Dossier | publié le : 01.04.2012 | Rozenn Le Saint, Mariette Kammerer

Rémunération, insertion dans l’entreprise, acquisition d’une expérience : pour les candidats à un master, l’alternance n’a que des avantages. La demande de cursus sous cette forme progresse. L’offre aussi.

Le master en alternance comme solution au chômage ? En cette période de vaches maigres, des jeunes diplômés privilégient deux années de formation supplémentaires rémunérées plutôt que l’inactivité. C’est ce qu’a choisi Jean-Baptiste Bruzac, 26 ans. Son bac + 5 en électronique ne lui a pas permis de trouver un emploi. « Quand on termine une école d’ingénieurs, vu les promesses que l’on vous fait à l’entrée, on pense trouver du travail facilement, mais ce n’est pas le cas. Avec la crise, le secteur automobile, par exemple, ne recrute pas », regrette-t-il. Il s’est donc résolu à compléter son diplôme en rejoignant l’Afti, école fondée en 1991 par des entreprises telles que Thales, Alcatel-Lucent, Orange, SFR, etc., pour former des professionnels des hautes technologies. Deux années supplémentaires pour se « donner un peu d’air ». Il est payé 1 750 euros net par mois par Thales, soit beaucoup plus que la rémunération moyenne d’un alternant, qui se situe autour de 800 euros. Avec, à la clé, « de bonnes chances d’être embauché » chez le géant de l’électronique. Une perspective bien plus réjouissante que le chômage.

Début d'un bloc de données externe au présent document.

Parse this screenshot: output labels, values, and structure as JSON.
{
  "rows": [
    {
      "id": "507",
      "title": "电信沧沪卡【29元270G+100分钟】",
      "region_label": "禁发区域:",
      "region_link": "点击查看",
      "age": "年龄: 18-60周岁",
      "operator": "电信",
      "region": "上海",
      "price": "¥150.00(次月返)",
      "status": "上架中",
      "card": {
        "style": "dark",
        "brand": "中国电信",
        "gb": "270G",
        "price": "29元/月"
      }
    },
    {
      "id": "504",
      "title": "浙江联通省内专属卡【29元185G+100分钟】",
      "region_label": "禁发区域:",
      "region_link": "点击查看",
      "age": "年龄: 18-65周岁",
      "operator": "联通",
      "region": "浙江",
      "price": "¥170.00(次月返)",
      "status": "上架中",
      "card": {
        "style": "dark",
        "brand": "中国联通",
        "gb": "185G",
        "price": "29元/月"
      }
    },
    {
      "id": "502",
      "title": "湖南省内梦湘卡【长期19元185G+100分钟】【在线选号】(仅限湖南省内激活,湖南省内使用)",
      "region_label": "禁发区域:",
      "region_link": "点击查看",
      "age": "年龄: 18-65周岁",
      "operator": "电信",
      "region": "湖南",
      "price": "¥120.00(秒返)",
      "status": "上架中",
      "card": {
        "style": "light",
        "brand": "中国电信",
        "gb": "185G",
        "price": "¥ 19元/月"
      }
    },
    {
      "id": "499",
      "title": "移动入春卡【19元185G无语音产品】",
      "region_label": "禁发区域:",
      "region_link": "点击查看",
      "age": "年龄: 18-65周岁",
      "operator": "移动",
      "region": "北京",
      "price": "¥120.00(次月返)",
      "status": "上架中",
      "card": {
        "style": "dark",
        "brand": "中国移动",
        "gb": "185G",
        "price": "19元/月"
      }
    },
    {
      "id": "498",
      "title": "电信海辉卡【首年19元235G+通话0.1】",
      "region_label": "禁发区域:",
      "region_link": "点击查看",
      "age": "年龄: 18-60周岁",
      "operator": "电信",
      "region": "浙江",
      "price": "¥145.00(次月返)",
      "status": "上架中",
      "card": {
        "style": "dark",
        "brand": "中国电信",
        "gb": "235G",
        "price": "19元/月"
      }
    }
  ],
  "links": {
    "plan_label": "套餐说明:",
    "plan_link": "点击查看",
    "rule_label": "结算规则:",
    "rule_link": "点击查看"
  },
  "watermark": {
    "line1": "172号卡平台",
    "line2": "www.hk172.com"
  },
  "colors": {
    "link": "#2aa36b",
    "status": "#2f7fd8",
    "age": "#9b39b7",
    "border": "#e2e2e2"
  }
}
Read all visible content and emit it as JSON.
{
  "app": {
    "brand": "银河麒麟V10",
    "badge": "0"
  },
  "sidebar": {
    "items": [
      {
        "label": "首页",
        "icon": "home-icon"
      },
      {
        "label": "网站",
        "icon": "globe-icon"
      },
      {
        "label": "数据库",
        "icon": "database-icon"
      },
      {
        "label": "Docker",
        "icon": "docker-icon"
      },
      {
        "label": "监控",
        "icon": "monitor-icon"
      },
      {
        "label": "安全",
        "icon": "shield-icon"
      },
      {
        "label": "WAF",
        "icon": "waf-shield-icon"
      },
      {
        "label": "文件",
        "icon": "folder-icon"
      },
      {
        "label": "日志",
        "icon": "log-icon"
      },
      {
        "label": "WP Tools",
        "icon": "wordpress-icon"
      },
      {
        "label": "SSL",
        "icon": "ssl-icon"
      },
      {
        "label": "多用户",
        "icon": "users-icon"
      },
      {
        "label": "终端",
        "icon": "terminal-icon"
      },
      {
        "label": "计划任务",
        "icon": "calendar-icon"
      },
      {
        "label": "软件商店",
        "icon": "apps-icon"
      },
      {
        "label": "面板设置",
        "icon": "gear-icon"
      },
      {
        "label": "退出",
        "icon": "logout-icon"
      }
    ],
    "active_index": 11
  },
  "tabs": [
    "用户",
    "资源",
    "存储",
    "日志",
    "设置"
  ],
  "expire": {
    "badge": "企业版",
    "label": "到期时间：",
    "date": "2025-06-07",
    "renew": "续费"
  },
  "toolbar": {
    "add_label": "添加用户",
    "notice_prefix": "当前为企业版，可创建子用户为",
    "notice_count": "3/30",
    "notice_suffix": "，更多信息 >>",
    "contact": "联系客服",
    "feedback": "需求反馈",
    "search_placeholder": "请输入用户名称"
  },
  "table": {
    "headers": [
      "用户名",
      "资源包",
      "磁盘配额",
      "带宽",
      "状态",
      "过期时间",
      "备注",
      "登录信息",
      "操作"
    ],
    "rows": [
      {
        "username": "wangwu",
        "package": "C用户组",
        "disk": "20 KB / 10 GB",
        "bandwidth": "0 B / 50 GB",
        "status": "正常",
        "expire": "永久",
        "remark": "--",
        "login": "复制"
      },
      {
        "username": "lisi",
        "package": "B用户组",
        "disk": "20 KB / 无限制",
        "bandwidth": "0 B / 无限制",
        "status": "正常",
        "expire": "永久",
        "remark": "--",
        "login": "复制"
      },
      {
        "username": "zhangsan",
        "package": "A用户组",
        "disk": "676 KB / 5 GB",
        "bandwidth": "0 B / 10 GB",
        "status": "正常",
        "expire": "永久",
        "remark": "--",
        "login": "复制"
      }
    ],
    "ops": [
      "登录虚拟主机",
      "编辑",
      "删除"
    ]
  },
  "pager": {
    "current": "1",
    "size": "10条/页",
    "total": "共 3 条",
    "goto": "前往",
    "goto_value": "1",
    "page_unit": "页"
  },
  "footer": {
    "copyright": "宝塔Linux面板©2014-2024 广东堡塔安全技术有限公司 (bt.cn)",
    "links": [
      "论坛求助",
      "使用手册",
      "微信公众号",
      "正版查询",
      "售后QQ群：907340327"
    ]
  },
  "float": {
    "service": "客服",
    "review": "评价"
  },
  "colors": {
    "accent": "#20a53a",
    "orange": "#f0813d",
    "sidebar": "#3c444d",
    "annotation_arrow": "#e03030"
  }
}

Et, dans son école, il n’est pas le seul à avoir opté pour cette solution. David Petiot a cherché du travail pendant plus d’un an, mais son diplôme d’ingénieur en biotechnologies n’y a rien fait… Alors, en novembre 2011, il a intégré une première année de master en alternance en développement de logiciels. L’Afti lui a ouvert les portes d’un contrat en apprentissage chez Orange, rémunéré 1 100 euros net par mois. « C’est d’autant plus pratique que l’année commence par cinq mois de cours à Orsay (Essonne), puis nous enchaînons avec sept mois d’entreprise. La mienne se situe à Lannion (Côtes-d’Armor) ; je n’ai pas besoin de payer deux loyers en même temps, je quitterai mon logement francilien à la fin de la période de cours », se réjouit-il.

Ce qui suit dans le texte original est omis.